Somos fruto de migrações

Observatório Psicanalítico – 92/2019

Ensaios sobre acontecimentos sociais, culturais e políticos do Brasil e do mundo.

Somos fruto de migrações.

Augusta Gerchmann (SBPdePA)

Não fosse a real ameaça a sua vida e de sua família, infundida pela perseguição nazista, Freud não teria deixado a Áustria e migrado para Inglaterra; não fosse a proteção de Marie Bonaparte e o reconhecimento que já conquistara, ele e sua família teriam tido destino comum a 6 milhões de judeus na segunda guerra. 

O mesmo se deu com Eitingon, responsável pela criação do nosso primeiro modelo de formação e um dos fundadores da primeira Policlínica de Berlim. 

Igualmente, as duas primeiras Sociedades Psicanalíticas no Brasil devem sua criação e reconhecimento à imigração.

Em 1936, a Dra. Adelheid Koch transfere-se para São Paulo, como didata da SBPSP, e, em 1948, Werner Kemper é aceito como didata da SPRJ, com intermediação de Ernest Jones. Este último permanecera dirigindo a Policlínica em Berlim, depois que as portas foram fechadas para os psicanalistas judeus.

Nas décadas seguintes, países latino-americanos foram tomados por repressivos regimes militares, gerando migrações de analistas, os quais, em boa monta, naturalizaram-se na Europa e jamais retornaram. 

Da Argentina, onde faziam sua formação, brasileiros da região Sul puderam acompanhar a onda de violência que assolava o país, levando muitos colegas a situações de fuga e migração.

Facilmente se vê que a história da psicanálise, desde a sua criação, cruza-se com as histórias pessoais de migração, frequentemente relacionadas a casos de perseguição, rejeição e trauma. A maior parte de nós, por circunstâncias próprias ou intergeracionais, é resultado, também, de histórias de migração.

As grandes tragédias do mundo, sejam quais forem os povos, religiões e países envolvidos, sempre fazem renascer o tema da migração, da abertura de fronteiras, do acolhimento daqueles que, movidos pelo medo da fome, do frio e da violência e pela vontade de (sobre)viver, tomam a difícil decisão de ir em busca do desconhecido (unheimliche) – que há de ser melhor do que o conhecido (heimlich).

 A este desejo e esperança de mudança, interpõem-se as particularidades daqueles a quem cabe a decisão de acolher quem pede abrigo e daqueles que compartilharão todos os efeitos da chegada de imigrantes.

Por um lado, as consequências das ondas migratórias para os habitantes do país de chegada não podem ser desconsideradas; por outro, não há como não lembrar das centenas de milhares que morreram por ter-lhes sido negado acesso a uma nova esperança.
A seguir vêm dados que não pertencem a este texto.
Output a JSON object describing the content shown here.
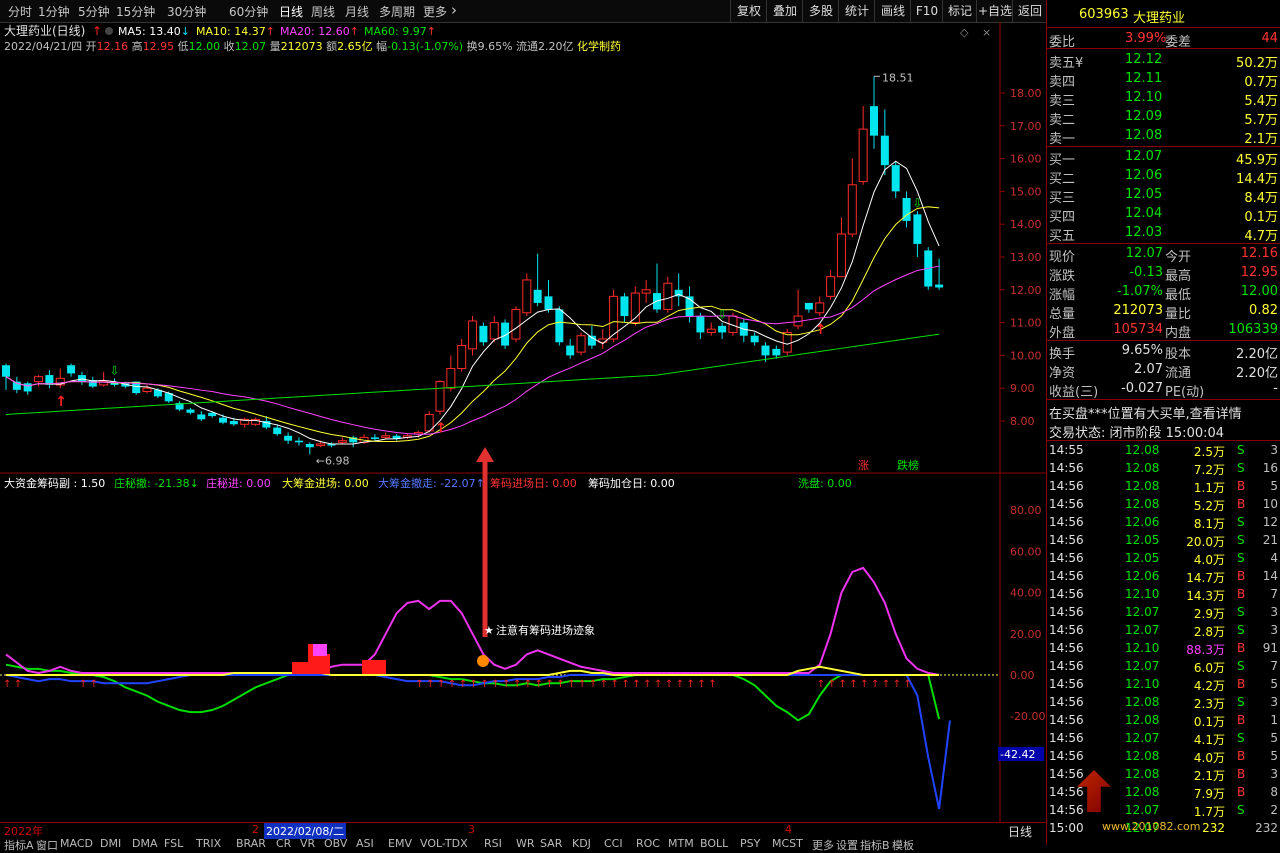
{
  "toolbar": {
    "periods": [
      "分时",
      "1分钟",
      "5分钟",
      "15分钟",
      "30分钟",
      "60分钟",
      "日线",
      "周线",
      "月线",
      "多周期",
      "更多"
    ],
    "active_period": "日线",
    "more_icon": "chevron-right-icon",
    "right_buttons": [
      "复权",
      "叠加",
      "多股",
      "统计",
      "画线",
      "F10",
      "标记",
      "+自选",
      "返回"
    ]
  },
  "main_info": {
    "title": "大理药业(日线)",
    "ma": [
      {
        "label": "MA5: 13.40",
        "arrow": "↓",
        "color": "#ffffff"
      },
      {
        "label": "MA10: 14.37",
        "arrow": "↑",
        "color": "#ffff33"
      },
      {
        "label": "MA20: 12.60",
        "arrow": "↑",
        "color": "#ff44ff"
      },
      {
        "label": "MA60: 9.97",
        "arrow": "↑",
        "color": "#00e000"
      }
    ],
    "quote_date": "2022/04/21/四",
    "quote_items": [
      {
        "label": "开",
        "value": "12.16",
        "color": "#ff3333"
      },
      {
        "label": "高",
        "value": "12.95",
        "color": "#ff3333"
      },
      {
        "label": "低",
        "value": "12.00",
        "color": "#00e000"
      },
      {
        "label": "收",
        "value": "12.07",
        "color": "#00e000"
      },
      {
        "label": "量",
        "value": "212073",
        "color": "#ffff33"
      },
      {
        "label": "额",
        "value": "2.65亿",
        "color": "#ffff33"
      },
      {
        "label": "幅",
        "value": "-0.13(-1.07%)",
        "color": "#00e000"
      },
      {
        "label": "换",
        "value": "9.65%",
        "color": "#c0c0c0"
      },
      {
        "label": "流通",
        "value": "2.20亿",
        "color": "#c0c0c0"
      }
    ],
    "industry": "化学制药",
    "high_label": "18.51",
    "low_label": "6.98",
    "badges": [
      "涨",
      "跌榜"
    ]
  },
  "indicator": {
    "items": [
      {
        "text": "大资金筹码副 : 1.50",
        "color": "#ffffff"
      },
      {
        "text": "庄秘撤: -21.38↓",
        "color": "#00e000"
      },
      {
        "text": "庄秘进: 0.00",
        "color": "#ff44ff"
      },
      {
        "text": "大筹金进场: 0.00",
        "color": "#ffff33"
      },
      {
        "text": "大筹金撤走: -22.07↑",
        "color": "#5577ff"
      },
      {
        "text": "筹码进场日: 0.00",
        "color": "#ff3333"
      },
      {
        "text": "筹码加仓日: 0.00",
        "color": "#ffffff"
      },
      {
        "text": "洗盘: 0.00",
        "color": "#00e000"
      }
    ],
    "annotation": "注意有筹码进场迹象",
    "current_value": "-42.42"
  },
  "axis_main": [
    "18.00",
    "17.00",
    "16.00",
    "15.00",
    "14.00",
    "13.00",
    "12.00",
    "11.00",
    "10.00",
    "9.00",
    "8.00"
  ],
  "axis_ind": [
    "80.00",
    "60.00",
    "40.00",
    "20.00",
    "0.00",
    "-20.00"
  ],
  "timeline": {
    "labels": [
      "2022年",
      "2",
      "2022/02/08/二",
      "3",
      "4"
    ],
    "period": "日线"
  },
  "bottom_tabs": [
    "指标A",
    "窗口",
    "MACD",
    "DMI",
    "DMA",
    "FSL",
    "TRIX",
    "BRAR",
    "CR",
    "VR",
    "OBV",
    "ASI",
    "EMV",
    "VOL-TDX",
    "RSI",
    "WR",
    "SAR",
    "KDJ",
    "CCI",
    "ROC",
    "MTM",
    "BOLL",
    "PSY",
    "MCST",
    "更多",
    "设置",
    "指标B",
    "模板"
  ],
  "quote_panel": {
    "code": "603963",
    "name": "大理药业",
    "webi": {
      "label": "委比",
      "value": "3.99%",
      "label2": "委差",
      "value2": "44"
    },
    "sells": [
      {
        "label": "卖五",
        "price": "12.12",
        "vol": "50.2万"
      },
      {
        "label": "卖四",
        "price": "12.11",
        "vol": "0.7万"
      },
      {
        "label": "卖三",
        "price": "12.10",
        "vol": "5.4万"
      },
      {
        "label": "卖二",
        "price": "12.09",
        "vol": "5.7万"
      },
      {
        "label": "卖一",
        "price": "12.08",
        "vol": "2.1万"
      }
    ],
    "sell5_mark": "¥",
    "buys": [
      {
        "label": "买一",
        "price": "12.07",
        "vol": "45.9万"
      },
      {
        "label": "买二",
        "price": "12.06",
        "vol": "14.4万"
      },
      {
        "label": "买三",
        "price": "12.05",
        "vol": "8.4万"
      },
      {
        "label": "买四",
        "price": "12.04",
        "vol": "0.1万"
      },
      {
        "label": "买五",
        "price": "12.03",
        "vol": "4.7万"
      }
    ],
    "stats": [
      {
        "l1": "现价",
        "v1": "12.07",
        "c1": "#00e000",
        "l2": "今开",
        "v2": "12.16",
        "c2": "#ff3333"
      },
      {
        "l1": "涨跌",
        "v1": "-0.13",
        "c1": "#00e000",
        "l2": "最高",
        "v2": "12.95",
        "c2": "#ff3333"
      },
      {
        "l1": "涨幅",
        "v1": "-1.07%",
        "c1": "#00e000",
        "l2": "最低",
        "v2": "12.00",
        "c2": "#00e000"
      },
      {
        "l1": "总量",
        "v1": "212073",
        "c1": "#ffff33",
        "l2": "量比",
        "v2": "0.82",
        "c2": "#ffff33"
      },
      {
        "l1": "外盘",
        "v1": "105734",
        "c1": "#ff3333",
        "l2": "内盘",
        "v2": "106339",
        "c2": "#00e000"
      }
    ],
    "stats2": [
      {
        "l1": "换手",
        "v1": "9.65%",
        "l2": "股本",
        "v2": "2.20亿"
      },
      {
        "l1": "净资",
        "v1": "2.07",
        "l2": "流通",
        "v2": "2.20亿"
      },
      {
        "l1": "收益(三)",
        "v1": "-0.027",
        "l2": "PE(动)",
        "v2": "-"
      }
    ],
    "notice": "在买盘***位置有大买单,查看详情",
    "status": "交易状态: 闭市阶段 15:00:04",
    "ticks": [
      {
        "t": "14:55",
        "p": "12.08",
        "v": "2.5万",
        "s": "S",
        "n": "3",
        "pc": "#00e000",
        "vc": "#ffff33"
      },
      {
        "t": "14:56",
        "p": "12.08",
        "v": "7.2万",
        "s": "S",
        "n": "16",
        "pc": "#00e000",
        "vc": "#ffff33"
      },
      {
        "t": "14:56",
        "p": "12.08",
        "v": "1.1万",
        "s": "B",
        "n": "5",
        "pc": "#00e000",
        "vc": "#ffff33"
      },
      {
        "t": "14:56",
        "p": "12.08",
        "v": "5.2万",
        "s": "B",
        "n": "10",
        "pc": "#00e000",
        "vc": "#ffff33"
      },
      {
        "t": "14:56",
        "p": "12.06",
        "v": "8.1万",
        "s": "S",
        "n": "12",
        "pc": "#00e000",
        "vc": "#ffff33"
      },
      {
        "t": "14:56",
        "p": "12.05",
        "v": "20.0万",
        "s": "S",
        "n": "21",
        "pc": "#00e000",
        "vc": "#ffff33"
      },
      {
        "t": "14:56",
        "p": "12.05",
        "v": "4.0万",
        "s": "S",
        "n": "4",
        "pc": "#00e000",
        "vc": "#ffff33"
      },
      {
        "t": "14:56",
        "p": "12.06",
        "v": "14.7万",
        "s": "B",
        "n": "14",
        "pc": "#00e000",
        "vc": "#ffff33"
      },
      {
        "t": "14:56",
        "p": "12.10",
        "v": "14.3万",
        "s": "B",
        "n": "7",
        "pc": "#00e000",
        "vc": "#ffff33"
      },
      {
        "t": "14:56",
        "p": "12.07",
        "v": "2.9万",
        "s": "S",
        "n": "3",
        "pc": "#00e000",
        "vc": "#ffff33"
      },
      {
        "t": "14:56",
        "p": "12.07",
        "v": "2.8万",
        "s": "S",
        "n": "3",
        "pc": "#00e000",
        "vc": "#ffff33"
      },
      {
        "t": "14:56",
        "p": "12.10",
        "v": "88.3万",
        "s": "B",
        "n": "91",
        "pc": "#00e000",
        "vc": "#ff44ff"
      },
      {
        "t": "14:56",
        "p": "12.07",
        "v": "6.0万",
        "s": "S",
        "n": "7",
        "pc": "#00e000",
        "vc": "#ffff33"
      },
      {
        "t": "14:56",
        "p": "12.10",
        "v": "4.2万",
        "s": "B",
        "n": "5",
        "pc": "#00e000",
        "vc": "#ffff33"
      },
      {
        "t": "14:56",
        "p": "12.08",
        "v": "2.3万",
        "s": "S",
        "n": "3",
        "pc": "#00e000",
        "vc": "#ffff33"
      },
      {
        "t": "14:56",
        "p": "12.08",
        "v": "0.1万",
        "s": "B",
        "n": "1",
        "pc": "#00e000",
        "vc": "#ffff33"
      },
      {
        "t": "14:56",
        "p": "12.07",
        "v": "4.1万",
        "s": "S",
        "n": "5",
        "pc": "#00e000",
        "vc": "#ffff33"
      },
      {
        "t": "14:56",
        "p": "12.08",
        "v": "4.0万",
        "s": "B",
        "n": "5",
        "pc": "#00e000",
        "vc": "#ffff33"
      },
      {
        "t": "14:56",
        "p": "12.08",
        "v": "2.1万",
        "s": "B",
        "n": "3",
        "pc": "#00e000",
        "vc": "#ffff33"
      },
      {
        "t": "14:56",
        "p": "12.08",
        "v": "7.9万",
        "s": "B",
        "n": "8",
        "pc": "#00e000",
        "vc": "#ffff33"
      },
      {
        "t": "14:56",
        "p": "12.07",
        "v": "1.7万",
        "s": "S",
        "n": "2",
        "pc": "#00e000",
        "vc": "#ffff33"
      },
      {
        "t": "15:00",
        "p": "12.07",
        "v": "232",
        "s": "",
        "n": "232",
        "pc": "#00e000",
        "vc": "#ffff33"
      }
    ]
  },
  "watermark": "www.201082.com",
  "candles": [
    [
      9.7,
      9.35,
      9.75,
      8.95
    ],
    [
      9.2,
      8.95,
      9.35,
      8.85
    ],
    [
      9.15,
      8.9,
      9.2,
      8.8
    ],
    [
      9.2,
      9.35,
      9.4,
      9.05
    ],
    [
      9.4,
      9.1,
      9.55,
      9.0
    ],
    [
      9.1,
      9.3,
      9.6,
      9.0
    ],
    [
      9.7,
      9.45,
      9.75,
      9.35
    ],
    [
      9.4,
      9.2,
      9.5,
      9.1
    ],
    [
      9.25,
      9.05,
      9.35,
      9.0
    ],
    [
      9.1,
      9.2,
      9.5,
      9.05
    ],
    [
      9.2,
      9.1,
      9.3,
      9.05
    ],
    [
      9.15,
      9.05,
      9.2,
      9.0
    ],
    [
      9.2,
      8.85,
      9.2,
      8.8
    ],
    [
      8.9,
      9.0,
      9.1,
      8.85
    ],
    [
      8.95,
      8.75,
      9.0,
      8.7
    ],
    [
      8.85,
      8.6,
      8.9,
      8.55
    ],
    [
      8.55,
      8.35,
      8.6,
      8.3
    ],
    [
      8.35,
      8.25,
      8.4,
      8.2
    ],
    [
      8.2,
      8.05,
      8.3,
      8.0
    ],
    [
      8.25,
      8.15,
      8.3,
      8.1
    ],
    [
      8.1,
      7.95,
      8.2,
      7.9
    ],
    [
      8.0,
      7.9,
      8.1,
      7.85
    ],
    [
      7.9,
      8.05,
      8.1,
      7.8
    ],
    [
      7.9,
      8.05,
      8.1,
      7.85
    ],
    [
      8.0,
      7.8,
      8.15,
      7.75
    ],
    [
      7.8,
      7.6,
      7.9,
      7.55
    ],
    [
      7.55,
      7.4,
      7.65,
      7.3
    ],
    [
      7.4,
      7.35,
      7.5,
      7.25
    ],
    [
      7.3,
      7.2,
      7.35,
      6.98
    ],
    [
      7.25,
      7.3,
      7.4,
      7.2
    ],
    [
      7.3,
      7.25,
      7.35,
      7.2
    ],
    [
      7.35,
      7.4,
      7.5,
      7.3
    ],
    [
      7.5,
      7.35,
      7.55,
      7.2
    ],
    [
      7.35,
      7.5,
      7.6,
      7.3
    ],
    [
      7.5,
      7.45,
      7.6,
      7.4
    ],
    [
      7.5,
      7.55,
      7.65,
      7.45
    ],
    [
      7.55,
      7.45,
      7.6,
      7.4
    ],
    [
      7.5,
      7.55,
      7.6,
      7.45
    ],
    [
      7.6,
      7.65,
      7.7,
      7.5
    ],
    [
      7.7,
      8.2,
      8.3,
      7.65
    ],
    [
      8.3,
      9.2,
      9.25,
      8.2
    ],
    [
      9.0,
      9.6,
      10.0,
      8.9
    ],
    [
      9.6,
      10.3,
      10.5,
      9.5
    ],
    [
      10.2,
      11.05,
      11.2,
      10.0
    ],
    [
      10.9,
      10.4,
      11.0,
      10.3
    ],
    [
      10.5,
      11.0,
      11.2,
      10.4
    ],
    [
      11.0,
      10.3,
      11.1,
      10.2
    ],
    [
      10.5,
      11.4,
      11.5,
      10.4
    ],
    [
      11.3,
      12.3,
      12.5,
      11.2
    ],
    [
      12.0,
      11.6,
      13.1,
      11.5
    ],
    [
      11.8,
      11.4,
      12.3,
      11.3
    ],
    [
      11.4,
      10.4,
      11.5,
      10.3
    ],
    [
      10.3,
      10.0,
      10.5,
      9.9
    ],
    [
      10.1,
      10.6,
      10.7,
      10.0
    ],
    [
      10.6,
      10.3,
      10.9,
      10.2
    ],
    [
      10.4,
      10.5,
      10.8,
      10.2
    ],
    [
      10.5,
      11.8,
      12.0,
      10.4
    ],
    [
      11.8,
      11.2,
      11.9,
      11.0
    ],
    [
      11.0,
      11.9,
      12.1,
      10.9
    ],
    [
      11.9,
      12.0,
      12.3,
      11.6
    ],
    [
      11.9,
      11.4,
      12.8,
      11.3
    ],
    [
      11.4,
      12.2,
      12.4,
      11.3
    ],
    [
      12.0,
      11.8,
      12.5,
      11.5
    ],
    [
      11.8,
      11.2,
      12.1,
      11.0
    ],
    [
      11.2,
      10.7,
      11.3,
      10.5
    ],
    [
      10.7,
      10.8,
      11.0,
      10.6
    ],
    [
      10.9,
      10.7,
      11.0,
      10.5
    ],
    [
      10.7,
      11.2,
      11.3,
      10.6
    ],
    [
      11.0,
      10.6,
      11.1,
      10.4
    ],
    [
      10.6,
      10.4,
      10.7,
      10.3
    ],
    [
      10.3,
      10.0,
      10.4,
      9.8
    ],
    [
      10.2,
      10.0,
      10.3,
      9.9
    ],
    [
      10.1,
      10.7,
      10.8,
      10.0
    ],
    [
      10.9,
      11.2,
      12.0,
      10.8
    ],
    [
      11.6,
      11.4,
      11.6,
      11.3
    ],
    [
      11.3,
      11.6,
      11.8,
      11.2
    ],
    [
      11.8,
      12.4,
      12.6,
      11.7
    ],
    [
      12.4,
      13.7,
      14.2,
      12.4
    ],
    [
      13.7,
      15.2,
      16.0,
      13.6
    ],
    [
      15.3,
      16.9,
      17.6,
      15.2
    ],
    [
      17.6,
      16.7,
      18.51,
      16.3
    ],
    [
      16.7,
      15.8,
      17.5,
      15.5
    ],
    [
      15.8,
      15.0,
      15.9,
      14.8
    ],
    [
      14.8,
      14.1,
      15.0,
      13.9
    ],
    [
      14.3,
      13.4,
      14.4,
      13.0
    ],
    [
      13.2,
      12.1,
      13.3,
      12.0
    ],
    [
      12.16,
      12.07,
      12.95,
      12.0
    ]
  ],
  "ind_series": {
    "green": [
      5,
      4,
      3,
      3,
      2,
      2,
      1,
      1,
      0,
      -1,
      -3,
      -6,
      -8,
      -10,
      -13,
      -15,
      -17,
      -18,
      -18,
      -17,
      -15,
      -12,
      -9,
      -6,
      -4,
      -2,
      0,
      0,
      0,
      0,
      0,
      0,
      0,
      0,
      0,
      0,
      0,
      0,
      0,
      0,
      -1,
      -2,
      -2,
      -3,
      -4,
      -4,
      -5,
      -5,
      -4,
      -5,
      -4,
      -4,
      -3,
      -3,
      -3,
      -2,
      -2,
      -1,
      0,
      0,
      0,
      0,
      0,
      0,
      0,
      0,
      0,
      0,
      -2,
      -5,
      -10,
      -15,
      -18,
      -22,
      -19,
      -10,
      -3,
      0,
      0,
      0,
      0,
      0,
      0,
      0,
      0,
      0,
      -21.38
    ],
    "mag": [
      10,
      6,
      2,
      1,
      2,
      4,
      2,
      1,
      1,
      1,
      1,
      1,
      1,
      1,
      1,
      1,
      1,
      1,
      1,
      1,
      1,
      1,
      1,
      1,
      1,
      1,
      1,
      1,
      1,
      2,
      4,
      5,
      5,
      5,
      10,
      20,
      30,
      35,
      36,
      32,
      36,
      36,
      30,
      20,
      10,
      5,
      3,
      5,
      10,
      12,
      10,
      8,
      6,
      4,
      3,
      2,
      1,
      1,
      1,
      1,
      1,
      1,
      1,
      1,
      1,
      1,
      1,
      1,
      1,
      1,
      1,
      1,
      1,
      1,
      1,
      5,
      20,
      40,
      50,
      52,
      45,
      35,
      20,
      8,
      3,
      1,
      0
    ],
    "blue": [
      0,
      -1,
      -2,
      -3,
      -2,
      -2,
      -3,
      -3,
      -3,
      -4,
      -4,
      -4,
      -4,
      -4,
      -3,
      -2,
      -1,
      0,
      0,
      0,
      0,
      0,
      0,
      0,
      0,
      0,
      0,
      0,
      0,
      0,
      0,
      0,
      0,
      0,
      0,
      -1,
      -2,
      -3,
      -3,
      -3,
      -3,
      -4,
      -5,
      -5,
      -4,
      -3,
      -3,
      -2,
      -2,
      -2,
      -1,
      -1,
      0,
      0,
      0,
      0,
      0,
      0,
      0,
      0,
      0,
      0,
      0,
      0,
      0,
      0,
      0,
      0,
      0,
      0,
      0,
      0,
      0,
      0,
      0,
      0,
      0,
      0,
      0,
      0,
      0,
      0,
      0,
      0,
      -10,
      -40,
      -65,
      -22.07
    ],
    "yellow": [
      0,
      0,
      0,
      0,
      0,
      0,
      0,
      0,
      0,
      0,
      0,
      0,
      0,
      0,
      0,
      0,
      0,
      0,
      0,
      0,
      0,
      1,
      1,
      1,
      1,
      1,
      1,
      1,
      1,
      1,
      0,
      0,
      0,
      0,
      0,
      0,
      0,
      0,
      0,
      0,
      0,
      0,
      0,
      0,
      0,
      0,
      0,
      0,
      0,
      0,
      0,
      1,
      2,
      2,
      1,
      1,
      0,
      0,
      0,
      0,
      0,
      0,
      0,
      0,
      0,
      0,
      0,
      0,
      0,
      0,
      0,
      0,
      0,
      2,
      3,
      4,
      3,
      2,
      1,
      0,
      0,
      0,
      0,
      0,
      0,
      0,
      0
    ]
  }
}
A História demonstra que a omissão não é inocente e que cerrar os olhos, mentir e calar também fazem perecer – orgânica e espiritualmente – a humanidade. 

Além disso, a longo prazo, os imigrantes promovem novas formas de convívio e novos valores sociais que se mostram benéficos aos países que os receberam.

Nós, psicanalistas, cujo trabalho cotidiano envolve ajudar o outro a tomar decisões e lidar com o desejo, somos convocados, frente a uma cultura de desapropriação da subjetividade, a ampliar a escuta e discernir o discurso paranoico e ameaçador do “status quo”, que encontra no desamparo presa fácil, oferecendo abrigo em explicações simplórias.

Quantas pessoas que hoje nos procuram encontram-se em situação de exílio e isolamento psíquico, à deriva num mundo caótico, traumatizados pelas agressões aos seus desejos, reeditando espaços vazios de desamparo primário podendo retornar como fantasma perseguidor. Ao não saber o que buscar, vão atrás do que já foi vivido, caindo na emboscada da compulsão.

Nessa perspectiva, cabe lembrar que fechar as portas ao outro não é uma inocente omissão protetora e que os progressos que vivenciamos ao longo dos séculos são, também, fruto do acolhimento proporcionado por seres humanos conscientes e empáticos, reconhecendo no estrangeiro o semelhante. 

A perda da sensibilidade, como descreve Bauman, ancora-se na obsessão pelo poder, promovendo uma ilusão de futuro, sustentada por falsas verdades que se ancoram, por sua vez, em velhas identificações e geram apenas declínio social.

( Os textos publicados são de responsabilidade de seus autores).